Faline, che fino a quel momento era rimasta zitta, ribatté all'affermazione precedente di Connor.
"Ovviamente lo dico a loro e non a te, Ratonhakè:ton. Questi uomini morirebbero per me, mentre io fino a pochi mesi fa cercavo di ucciderti. Trova le differenze".
"E mi chiedo perché ancora non l'hai ucciso Faline", si alzò una voce dal gruppo.
"Non ci hai giocato abbastanza? Ora è il momento di farlo fuori", incalzò un altro, sostenuto da cori di approvazione.
Connor si mise sulla difensiva. Non gli piaceva in nessun modo la piega che stava prendendo la situazione. Ma, nello stesso tempo, era adirato per l'ingiustizia del malanimo che infervorava quella gente.
Jord scosse il capo e sorrise insofferente: anche lui sembrava stanco di quell'insensata faccenda che ancora non dava segni di scioglimento.
"Faline! Dì ai tuoi uomini la verità!"
"Sarebbe?" Lo incalzò la giovane, trattenendo a stento le risate nel vedere Connor timoroso di venire assalito da un momento all'altro da una cinquantina di uomini inferociti per non si sa bene quale motivo.
"Sarebbe che la tua insensata coscienza preferirebbe vedermi morto piuttosto che collaborare per lo scopo che ci accomuna!"
"Non c'è bisogno che io dica loro niente, hanno una testa per pensare. Tuttavia ti salverò anche stavolta dall'incomodo Ratonhakè:ton. Mettete via quelle asce".
Un coro di risate sommesse si levò dal gruppo di mercenari, e tutti rinfoderarono le spade.

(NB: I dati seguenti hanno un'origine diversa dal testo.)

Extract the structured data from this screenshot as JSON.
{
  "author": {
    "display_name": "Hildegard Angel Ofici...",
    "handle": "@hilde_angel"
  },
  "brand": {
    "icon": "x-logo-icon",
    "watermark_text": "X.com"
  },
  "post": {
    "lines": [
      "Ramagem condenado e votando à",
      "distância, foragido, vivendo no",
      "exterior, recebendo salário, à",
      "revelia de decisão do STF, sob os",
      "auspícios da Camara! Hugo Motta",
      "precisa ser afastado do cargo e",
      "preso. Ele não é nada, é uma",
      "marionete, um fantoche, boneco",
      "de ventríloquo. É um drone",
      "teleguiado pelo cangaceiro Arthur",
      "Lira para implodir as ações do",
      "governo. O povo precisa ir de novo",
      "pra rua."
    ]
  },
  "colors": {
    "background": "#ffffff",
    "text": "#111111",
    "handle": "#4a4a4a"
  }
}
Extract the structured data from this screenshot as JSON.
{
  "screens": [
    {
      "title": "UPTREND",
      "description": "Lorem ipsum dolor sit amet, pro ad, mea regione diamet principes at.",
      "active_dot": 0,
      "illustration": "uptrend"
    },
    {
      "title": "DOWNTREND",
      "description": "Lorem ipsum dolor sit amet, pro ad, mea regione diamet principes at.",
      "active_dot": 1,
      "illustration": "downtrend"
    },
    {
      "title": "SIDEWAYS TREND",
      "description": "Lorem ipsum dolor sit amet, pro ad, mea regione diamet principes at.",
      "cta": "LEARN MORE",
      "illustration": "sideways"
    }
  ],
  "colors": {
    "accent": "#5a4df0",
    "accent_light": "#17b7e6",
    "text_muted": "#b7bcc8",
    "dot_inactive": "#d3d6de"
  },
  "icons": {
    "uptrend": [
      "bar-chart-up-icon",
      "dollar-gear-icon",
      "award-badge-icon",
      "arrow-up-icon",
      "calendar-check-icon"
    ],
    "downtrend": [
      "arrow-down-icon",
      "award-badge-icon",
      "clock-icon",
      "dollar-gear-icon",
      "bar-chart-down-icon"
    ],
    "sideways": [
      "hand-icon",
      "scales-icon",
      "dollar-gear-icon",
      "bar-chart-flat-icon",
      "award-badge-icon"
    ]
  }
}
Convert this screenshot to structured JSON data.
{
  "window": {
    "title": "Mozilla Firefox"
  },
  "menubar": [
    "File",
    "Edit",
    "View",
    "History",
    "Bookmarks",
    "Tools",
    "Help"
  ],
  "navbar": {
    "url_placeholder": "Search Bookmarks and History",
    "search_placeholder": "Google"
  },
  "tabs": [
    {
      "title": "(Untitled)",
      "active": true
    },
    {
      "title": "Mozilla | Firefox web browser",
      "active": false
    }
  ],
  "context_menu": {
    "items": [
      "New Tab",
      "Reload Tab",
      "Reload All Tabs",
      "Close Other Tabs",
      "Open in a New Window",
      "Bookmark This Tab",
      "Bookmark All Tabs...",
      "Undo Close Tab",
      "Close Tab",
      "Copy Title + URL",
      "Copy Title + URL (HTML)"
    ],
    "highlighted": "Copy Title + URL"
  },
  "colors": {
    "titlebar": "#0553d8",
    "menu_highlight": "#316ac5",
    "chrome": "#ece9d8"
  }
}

Anche Faline sorrise ma si trattenne da ridere, paga a sufficienza dell'ennesima vittoria che aveva contratto quel giorno.
"Mi... Mi avete giocato?" Domandò Connor, che invece non rideva affatto. Poco a poco riconosceva nei loro volti gli stessi uomini che pochi giorni addietro avevano brindato con lui a Buckman Tavern per suggellare la loro alleanza, e poco a poco si dava dello stupido.
"Vieni!" Lo incitò Jord dandogli una poderosa pacca sulla spalla, "andiamo a festeggiare al forte di Black Creek!"